What did it mean? Was it a portent—an image of the future? Or was it a picture of something that might come to pass but might not? I didn’t know. I was afraid to know.

Although I tried to comfort myself with the certain knowledge that my power was back, I couldn’t stop the feeling of dread that squeezed my lungs in its grip, making it difficult to breathe. Hunter and I had been through so much together, and I’d been so happy that he was near me, safe.

I had a horrible feeling that everything was about to change.

I took a long hot shower and put on a clean nightgown. Dagda hobbled into my room and sniffed at a pile of books in the corner. I patted my bed, and he leaped up onto it, purring as I stroked him. It was late—almost midnight—and I was about to click off the lamp by the side of my bed when my eye fell on a flash of midnight blue on my nightstand. It was the piece of lapis lazuli. I picked it up and rubbed it.

I could call Hunter, I realized. If my magick was back, then his must be, too.

I lay back on my bed and placed the lapis on my forehead, closing my eyes and forming a mental image of Hunter. I am here, I thought. Hunter, I am here.

Morgan.

It was both a voice and not a voice—almost like my own thought, yet somehow separate—and I knew that it was Hunter.

I miss you, I thought.

Yes, he replied. I feel the same.

I couldn’t exactly see anything—just the same sort of grainy darkness that I always saw when I closed my eyes. But after a few moments the darkness seemed to grow lighter. It continued to pale until it was almost the same purple-gray as twilight—or as the sky before the sun rises.

Kithic? I thought. How was the circle?

Melancholy. Hunter’s word reverberated through my mind. Sky is sad to be leaving tomorrow, although she doesn’t say so. And of course, Alisa has left us. Everyone was gloomy. You should be glad that you weren’t there.

I wish I had been there. As it is, I won’t get to say good-bye.

Hunter’s thoughts were gentle. Sky understands.

The darkness before my eyes grew even lighter—pinkish, like the inside of a conch shell. With the next breath I took, I had the sense that Hunter was in my room. His distinct odor of soap and clean laundry filled my nostrils. Still, I knew that he was in another house, halfway across town.

I feel like you’re here with me. The words were Hunter’s. I wondered if he was experiencing the same thing I was.

The spell, I asked, did it work?

According to the council, Ciaran hasn’t moved for twenty-four hours, Hunter replied. A Seeker will move in on him tomorrow. And then there’s the matter of our magick. Mine completely disappeared Thursday night….This is the first glimmer I’ve of it all day.

It feels wonderful. The words drifted through my mind, sending chills through my body. I wasn’t sure whether they were mine or Hunter’s. But it didn’t matter.

At the center of the pinkish void, a small ball of silvery flame flared and began to pulse.

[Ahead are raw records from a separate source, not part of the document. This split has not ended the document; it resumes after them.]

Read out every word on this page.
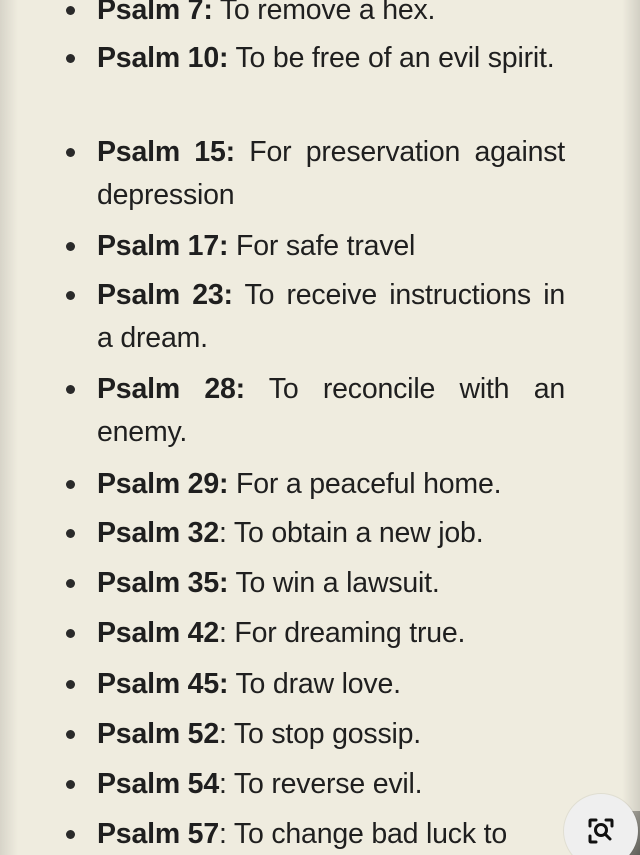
Psalm 7: To remove a hex.
Psalm 10: To be free of an evil spirit.
Psalm 15: For preservation against depression
Psalm 17: For safe travel
Psalm 23: To receive instructions in a dream.
Psalm 28: To reconcile with an enemy.
Psalm 29: For a peaceful home.
Psalm 32: To obtain a new job.
Psalm 35: To win a lawsuit.
Psalm 42: For dreaming true.
Psalm 45: To draw love.
Psalm 52: To stop gossip.
Psalm 54: To reverse evil.
Psalm 57: To change bad luck to
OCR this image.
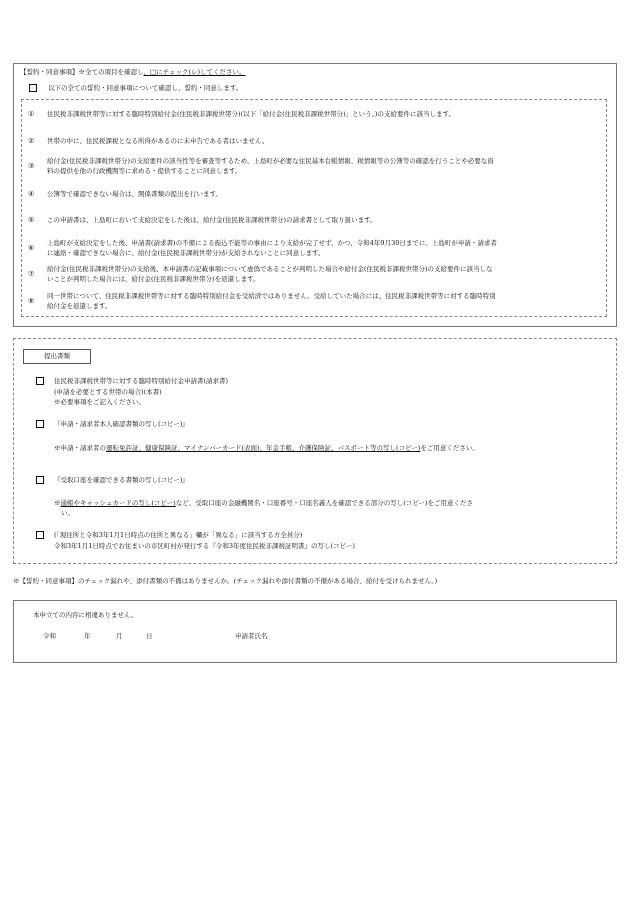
【誓約・同意事項】※全ての項目を確認し、□にチェック(レ)してください。
以下の全ての誓約・同意事項について確認し、誓約・同意します。
① 住民税非課税世帯等に対する臨時特別給付金(住民税非課税世帯分)(以下「給付金(住民税非課税世帯分)」という。)の支給要件に該当します。
② 世帯の中に、住民税課税となる所得があるのに未申告である者はいません。
③
給付金(住民税非課税世帯分)の支給要件の該当性等を審査等するため、上島町が必要な住民基本台帳情報、税情報等の公簿等の確認を行うことや必要な資
料の提供を他の行政機関等に求める・提供することに同意します。
④ 公簿等で確認できない場合は、関係書類の提出を行います。
⑤ この申請書は、上島町において支給決定をした後は、給付金(住民税非課税世帯分)の請求書として取り扱います。
⑥
上島町が支給決定をした後、申請書(請求書)の不備による振込不能等の事由により支給が完了せず、かつ、令和4年9月30日までに、上島町が申請・請求者
に連絡・確認できない場合に、給付金(住民税非課税世帯分)が支給されないことに同意します。
⑦
給付金(住民税非課税世帯分)の支給後、本申請書の記載事項について虚偽であることが判明した場合や給付金(住民税非課税世帯分)の支給要件に該当しな
いことが判明した場合には、給付金(住民税非課税世帯分)を返還します。
⑧
同一世帯について、住民税非課税世帯等に対する臨時特別給付金を受給済ではありません。受給していた場合には、住民税非課税世帯等に対する臨時特別
給付金を返還します。
提出書類
住民税非課税世帯等に対する臨時特別給付金申請書(請求書)
(申請を必要とする世帯の場合)(本書)
※必要事項をご記入ください。
『申請・請求者本人確認書類の写し(コピー)』
※申請・請求者の運転免許証、健康保険証、マイナンバーカード(表面)、年金手帳、介護保険証、パスポート等の写し(コピー)をご用意ください。
『受取口座を確認できる書類の写し(コピー)』
※通帳やキャッシュカードの写し(コピー)など、受取口座の金融機関名・口座番号・口座名義人を確認できる部分の写し(コピー)をご用意くださ
い。
(「現住所と令和3年1月1日時点の住所と異なる」欄が「異なる」に該当する方全員分)
令和3年1月1日時点でお住まいの市区町村が発行する『令和3年度住民税非課税証明書』の写し(コピー)
※【誓約・同意事項】のチェック漏れや、添付書類の不備はありませんか。(チェック漏れや添付書類の不備がある場合、給付を受けられません。)
本申立ての内容に相違ありません。
令和	年	月	日	申請者氏名
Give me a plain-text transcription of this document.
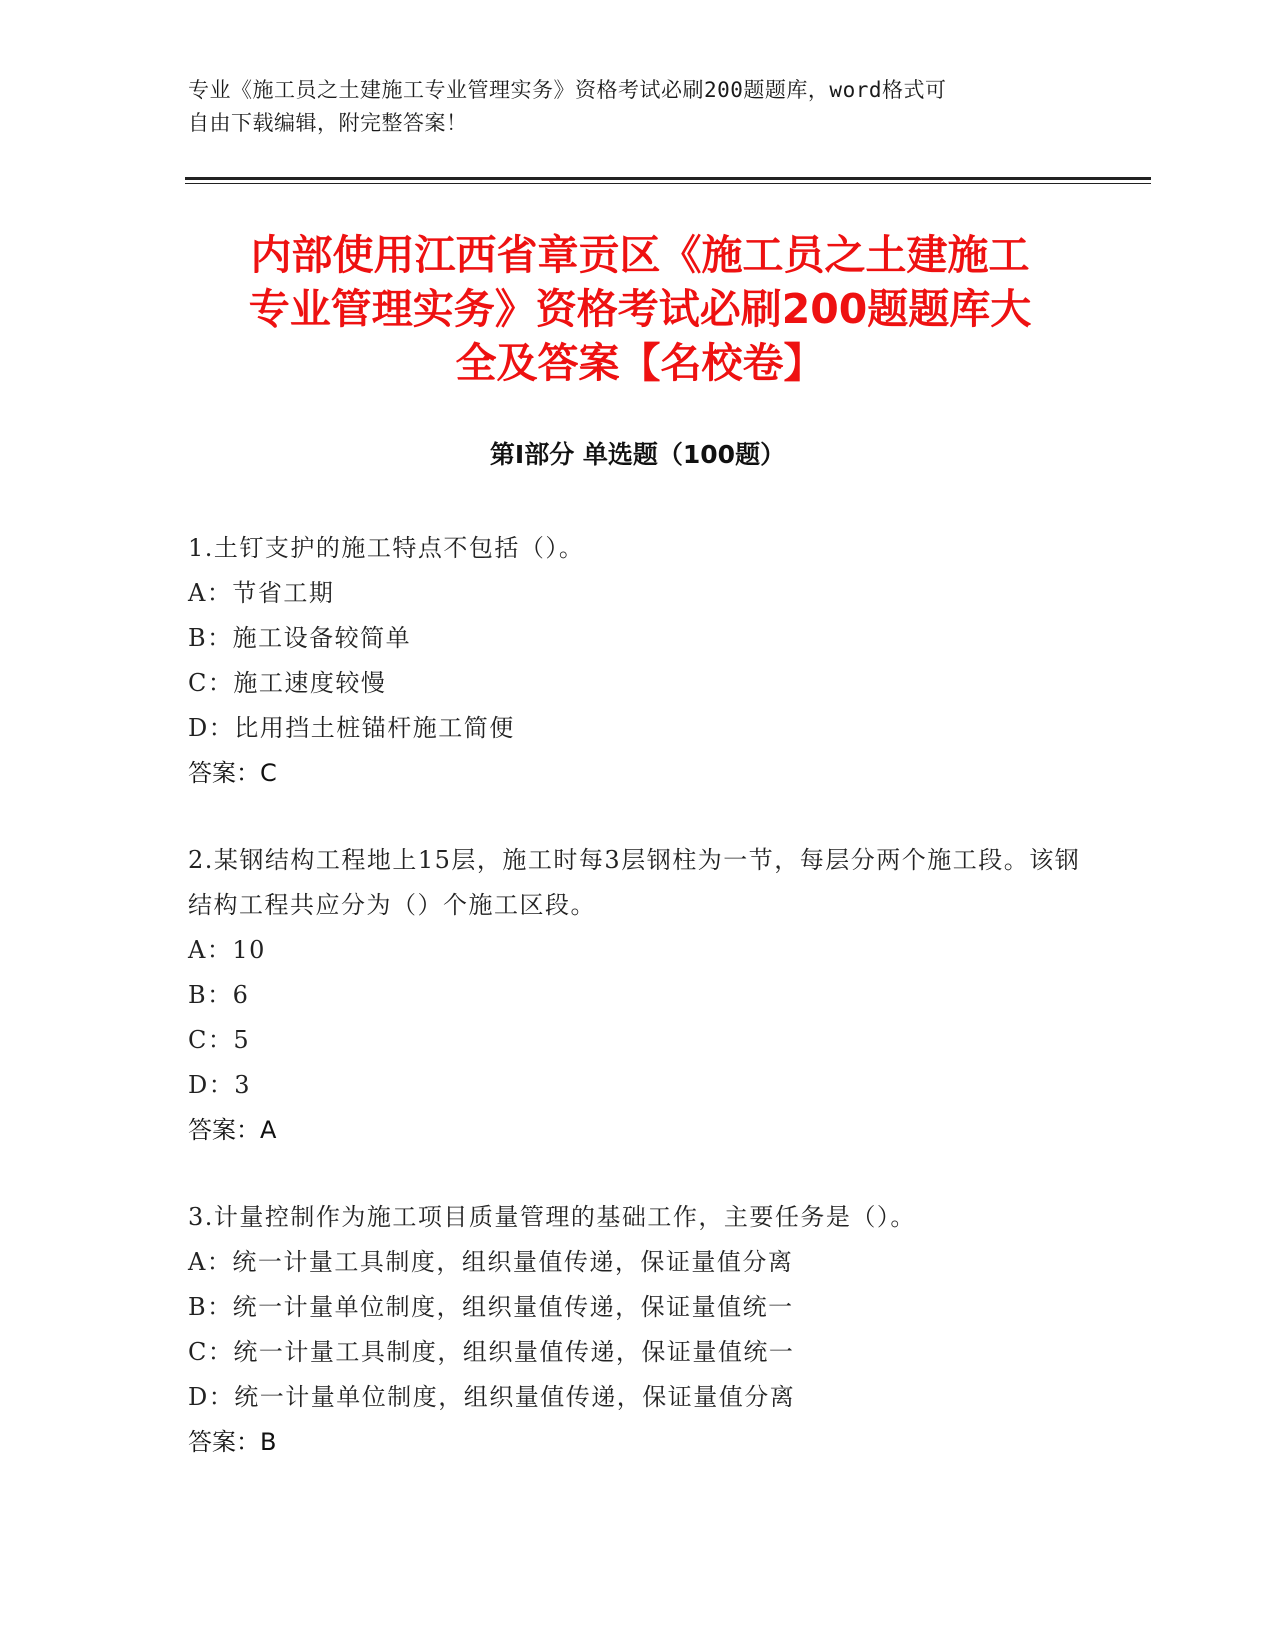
专业《施工员之土建施工专业管理实务》资格考试必刷200题题库，word格式可
自由下载编辑，附完整答案！
内部使用江西省章贡区《施工员之土建施工
专业管理实务》资格考试必刷200题题库大
全及答案【名校卷】
第Ⅰ部分 单选题（100题）
1.土钉支护的施工特点不包括（）。
A：节省工期
B：施工设备较简单
C：施工速度较慢
D：比用挡土桩锚杆施工简便
答案：C
2.某钢结构工程地上15层，施工时每3层钢柱为一节，每层分两个施工段。该钢结构工程共应分为（）个施工区段。
A：10
B：6
C：5
D：3
答案：A
3.计量控制作为施工项目质量管理的基础工作，主要任务是（）。
A：统一计量工具制度，组织量值传递，保证量值分离
B：统一计量单位制度，组织量值传递，保证量值统一
C：统一计量工具制度，组织量值传递，保证量值统一
D：统一计量单位制度，组织量值传递，保证量值分离
答案：B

It flared brilliantly until the entire space was lit with dazzling whiteness. It warmed me, as if I were standing with my face to the sun.

You are so brave. The words, the words, mine or his? I love you.

I didn’t send any more thoughts. It seemed unnecessary. Hunter’s presence was all I had wanted. . and now I felt like I was surrounded by it, almost engulfed by it.

I knew what this light was. It wasn’t Hunter’s energy or mine. It was something beyond the two of us—something greater than the sum of two halves. This light was the energy between us, the power of mùirn beatha dàns, soul mates.